【ハンドドリップ・中級編】正しいお湯の注ぎ方〈サークルプアとセンタープアの比較〉

2024.04.08


お湯の注ぎ方、みなさんは意識したことがありますか?
コーヒーの抽出レシピなどを紹介しているサイトをよく見るのですが、はっきりとお湯の注ぎ方まで明記しているサイトは少ないように思います。

THE COFFEESHOPで色々な検証を担当させていただくことも多くなり、味の違いを確認していく中で〈お湯の注ぎ方〉で出来上がったコーヒーに変化が出ることがわかってきました。

そこで今回は、抽出レシピは同じまま、お湯の注ぎ方だけ変更した場合の味の変化をご紹介していきたいと思います。

お湯の注ぎ方「サークルプア」と「センタープア」とは?

ハンドドリップにおけるお湯の注ぎ方は、大きく2つの種類があります。
円を描きながらお湯を粉全体的に回しかける〈サークルプア〉、粉の中心1点にお湯を注ぐ〈センタープア〉の2種類です。

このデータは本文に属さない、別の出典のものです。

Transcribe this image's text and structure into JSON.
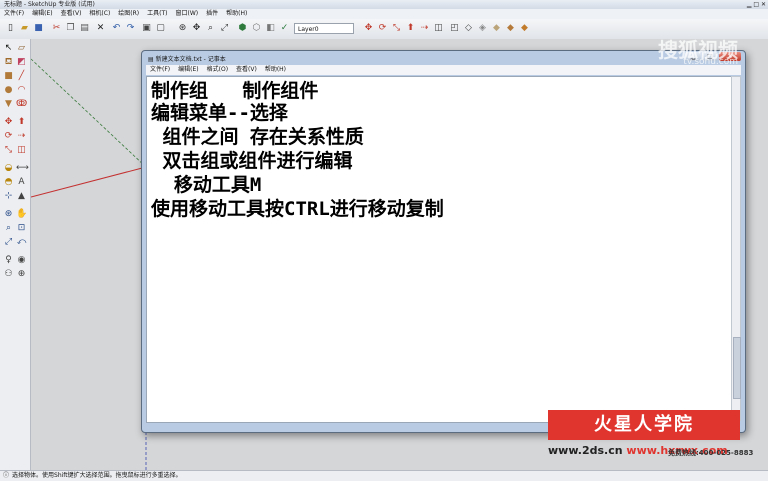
{
  "sketchup": {
    "window_title": "无标题 - SketchUp 专业版 (试用)",
    "menu": [
      "文件(F)",
      "编辑(E)",
      "查看(V)",
      "相机(C)",
      "绘图(R)",
      "工具(T)",
      "窗口(W)",
      "插件",
      "帮助(H)"
    ],
    "layer_value": "Layer0",
    "status_text": "选择物体。使用Shift键扩大选择范围。拖曳鼠标进行多重选择。"
  },
  "notepad": {
    "title": "新建文本文档.txt - 记事本",
    "menu": [
      "文件(F)",
      "编辑(E)",
      "格式(O)",
      "查看(V)",
      "帮助(H)"
    ],
    "lines": [
      "制作组   制作组件",
      "编辑菜单--选择",
      " 组件之间 存在关系性质",
      " 双击组或组件进行编辑",
      "  移动工具M",
      "使用移动工具按CTRL进行移动复制"
    ]
  },
  "watermark": {
    "top_logo": "搜狐视频",
    "top_url": "tv.sohu.com",
    "banner": "火星人学院",
    "url_prefix": "www.2ds.cn",
    "url_main": "www.hxrwx.com",
    "hotline": "免费热线:400-025-8883"
  }
}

個人的な感覚なのですが、日本ではサークルプアが一般的で、センタープアはネルドリップの点滴抽出のように少し専門的な印象があります。

ハンドドリップの腕はお湯の注ぎ方で決まる!?

実際にお湯の注ぎ方を変えたハンドドリップのレシピでコーヒーを抽出し、味の違いがあるのか確認してきましょう!
冒頭でもお伝えしましたが、今回は抽出レシピは共通のものを使用し、注ぎ方だけ変化した場合の比較検証になります。

共通事項は下記の通りです。

使用するコーヒー豆

Ethiopia / Tamiru Tadesse Bona Zuria(終売)

アプリコットやライム、白ワイン、オレンジ、ほのかにマスカットや日本茶のような風味。 さらりとした質感で、ホワイトチョコレートのような甘さが長く続きます。

ハンドドリップ 抽出レシピ

豆:19g(中粗挽き程度)
お湯:300g(91℃)
器具:HARIO V60ドリッパー、アバカペーパーフィルター

0’00″~0’15”    50g
0’35″~0’50”    70g
1’05″~1’20”     80g
1’35″~1’50”    100g

2’45″になったらドリッパー内にお湯が残っていても外す

①サークルプアの結果

落ちきり目安だった2’45″ではドリッパー内にお湯が残りました。
香りはティーライクやアプリコットなど、甘さをともなったすっきりするイメージ、甘さの印象もクリアな雰囲気を保ちながらしっかりした後味で長く続きます。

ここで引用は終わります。